Targum Onkelos for Genesis 3:1a Reads Something

But I’m not completely sure what and I’m not completely sure what in the most important place for my current abnormal interest. What follows is rather technical and, worse, inconclusive. So unless your interests are extremely abnormal, use your time in a productive way. But please come back. Sometimes things are a little clearer and once in a while even interesting. This is just abnormal.
Sperber reads Targum Onkelos for Genesis 3:1a (without the Babylonian vocalization):

וחויא הוה ערים מכל חית ברא דעבד יוי אלהים

but has this in his apparatus, “1: ערים] חכים M”
I take this to mean that his principle source (Or. 2363 in the British Museum) reads ערים but that three sources (Biblia Hebraica, Lisbon 1491; Biblia Hebraica, Izar 1490 and Biblia Sacra Comlutensis, 1516.17) together designated M read חכים.
For what it’s worth and it isn’t worth very much, the online Mechon Mamre text for Targum Onkelos reads:

וְחִוְיָא הֲוָה חֲכִים מִכֹּל חַיַּת בָּרָא דַּעֲבַד יְיָ אֱלֹהִים

And the Targum Onkelos column in the בראשית volume of my old חמשה חומשי תורה reads:

וְחִוְיָא הֲוָה עָרִים מִכֹּל חַיַּת בָּרָא דַּעֲבַד יְיָ אֱלֹהִים

I hate text critical problems and this isn’t the only one in the phrase but it is the most vexing. For my purposes חכים is abnormally interesting but ערים is no more than slightly interesting. I cannot meaningfully use this in my argument for the semantic implications of ערום in Genesis 3:1a. Bummer! But it will find its way into a footnote.
Over a hundred years ago Barnstein, 66, knew of only one manuscript (Codex Montefiore # 502) that reads ערים and attributed חכים to all other manuscripts of which he was aware. This really doesn’t mean all that much but it is interesting. Barnstein also noted “We may compare [Genesis] 27, 35 where במרמה is rendered בחוכמא in the Trg.; but according to the Pathšegen חֲכִים is only applied to men.” Hmmm.
On a related topic: The Job Targum for Job 5:12 renders Hebrew ערום with Aramaic חכים. See Stec, 36*
While the construction of the phrase is quite different, the Old Syriac reading of the word in question is cognate with Sperber’s reading of ערים in Targum Onkelos.
References:

Barnstein, Henry, The Targum of Onkelos to Genesis (London: David Nutt, 1896)
De Boer, P. A. H., ed., The Old Testament in Syriac, Accoring to the Peshitta Version, I/1, Genesis – Exodus (The Peshitta Institute; Leiden: Brill, 1977)
Sperber, Alexander, The Bible in Aramaic: Pentateuch According to Targum Onqelos I (Leiden: Brill, 1957)
Sperber, Alexander, The Bible in Aramaic: based on old manuscripts and printed texts, I-III (Leiden: Brill, 2004) [As far as this passage is concerned, this edition is exactly like the 1957 edition]
Stec, David M., The Text of the Targum of Job: An Introduction and Critical Edition (Arbeiten Zur Geschichte Des Antiken Judentums Und Des Urchristentums, 20; Brill Academic Publishers, 1994)

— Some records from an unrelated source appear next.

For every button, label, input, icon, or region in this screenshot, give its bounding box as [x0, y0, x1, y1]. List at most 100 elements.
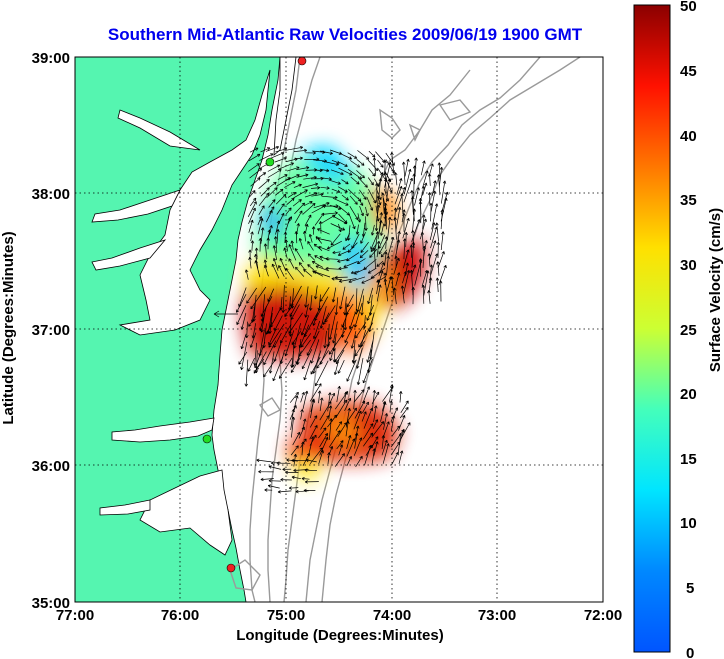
velocity-arrow	[247, 201, 257, 217]
velocity-arrow	[357, 177, 368, 188]
velocity-arrow	[389, 400, 393, 413]
velocity-arrow	[290, 350, 294, 368]
velocity-arrow	[249, 147, 259, 153]
velocity-arrow	[263, 243, 268, 260]
velocity-arrow	[288, 312, 303, 334]
colorbar-label: Surface Velocity (cm/s)	[707, 208, 724, 372]
velocity-arrow	[281, 285, 285, 313]
colorbar-tick-label: 25	[680, 322, 697, 339]
velocity-arrow	[338, 213, 348, 224]
velocity-arrow	[291, 475, 301, 480]
velocity-arrow	[393, 287, 397, 305]
velocity-arrow	[277, 490, 292, 494]
velocity-arrow	[360, 295, 365, 316]
velocity-arrow	[368, 189, 377, 204]
velocity-arrow	[254, 342, 266, 369]
velocity-arrow	[357, 150, 370, 160]
velocity-arrow	[427, 253, 431, 267]
velocity-arrow	[248, 153, 261, 162]
velocity-arrow	[397, 432, 403, 455]
velocity-arrow	[288, 258, 295, 269]
colorbar-tick-label: 50	[680, 0, 697, 15]
velocity-arrow	[270, 461, 281, 465]
velocity-arrow	[402, 212, 406, 232]
velocity-arrow	[322, 312, 330, 325]
x-tick-label: 73:00	[478, 607, 516, 624]
velocity-arrow	[258, 469, 274, 474]
velocity-arrow	[411, 230, 415, 249]
velocity-arrow	[349, 195, 358, 205]
velocity-arrow	[258, 192, 270, 207]
velocity-arrow	[290, 240, 294, 250]
velocity-arrow	[372, 157, 377, 176]
velocity-arrow	[440, 180, 447, 204]
velocity-arrow	[260, 312, 266, 333]
velocity-arrow	[300, 315, 310, 336]
colorbar-ticks: 50 45 40 35 30 25 20 15 10 5 0	[680, 0, 697, 659]
velocity-arrow	[384, 251, 388, 266]
velocity-arrow	[402, 271, 407, 284]
velocity-arrow	[269, 181, 277, 188]
velocity-arrow	[390, 415, 396, 431]
velocity-arrow	[304, 480, 319, 484]
velocity-arrow	[310, 398, 316, 419]
y-tick-label: 36:00	[32, 458, 70, 475]
velocity-arrow	[288, 244, 297, 261]
velocity-arrow	[292, 431, 301, 446]
velocity-arrow	[355, 224, 360, 235]
velocity-arrow	[422, 170, 429, 189]
velocity-arrow	[338, 152, 352, 160]
velocity-arrow	[246, 287, 257, 304]
velocity-arrow	[325, 257, 339, 261]
velocity-arrow	[333, 359, 340, 376]
velocity-arrow	[395, 272, 401, 287]
velocity-arrow	[367, 177, 374, 186]
velocity-arrow	[317, 228, 330, 235]
velocity-arrow	[308, 295, 313, 311]
velocity-arrow	[303, 488, 316, 493]
velocity-arrow	[290, 357, 301, 373]
velocity-arrow	[309, 415, 318, 428]
velocity-arrow	[267, 484, 280, 489]
velocity-arrow	[289, 294, 303, 317]
velocity-arrow	[291, 416, 296, 438]
velocity-arrow	[398, 450, 404, 464]
velocity-arrow	[335, 421, 342, 431]
velocity-arrow	[440, 209, 445, 230]
velocity-arrow	[236, 294, 247, 313]
velocity-arrow	[367, 287, 374, 305]
velocity-arrow	[345, 420, 350, 437]
velocity-arrow	[285, 207, 292, 215]
velocity-arrow	[300, 333, 312, 348]
velocity-arrow	[356, 288, 364, 313]
velocity-arrow	[250, 177, 261, 187]
velocity-arrow	[265, 210, 273, 223]
velocity-arrow	[275, 193, 287, 205]
tidal-river	[91, 239, 167, 271]
velocity-arrow	[301, 476, 310, 481]
velocity-arrow	[286, 166, 300, 172]
velocity-arrow	[383, 272, 387, 285]
velocity-arrow	[331, 159, 340, 164]
velocity-arrow	[372, 247, 377, 269]
velocity-arrow	[305, 223, 309, 233]
velocity-arrow	[213, 310, 238, 318]
velocity-arrow	[370, 224, 375, 236]
velocity-arrow	[438, 280, 443, 302]
velocity-arrow	[399, 406, 409, 419]
velocity-arrow	[304, 192, 318, 198]
velocity-arrow	[249, 168, 263, 179]
velocity-arrow	[307, 436, 315, 457]
velocity-arrow	[400, 193, 404, 215]
velocity-arrow	[328, 418, 333, 440]
velocity-arrow	[294, 202, 306, 215]
colorbar-tick-label: 30	[680, 257, 697, 274]
velocity-arrow	[381, 439, 388, 456]
velocity-arrow	[383, 278, 389, 302]
velocity-arrow	[379, 223, 385, 236]
velocity-arrow	[429, 264, 434, 284]
velocity-arrow	[296, 173, 309, 178]
velocity-arrow	[319, 433, 328, 448]
velocity-arrow	[290, 445, 299, 456]
velocity-arrow	[257, 218, 264, 235]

2 thoughts on “Targum Onkelos for Genesis 3:1a Reads Something”

  1. The word ערים is very rare in Aramaic, in fact this occurrence is the only one (si vera lectio) in Onkelos or Jonathan. The alternate word חכים is much more common (and is read by Neofiti and Pseudo-Jonathan). This suggests to me that ערים is original and that the rare word was replaced by more common one in some manuscripts. This happens a lot in textual transmission.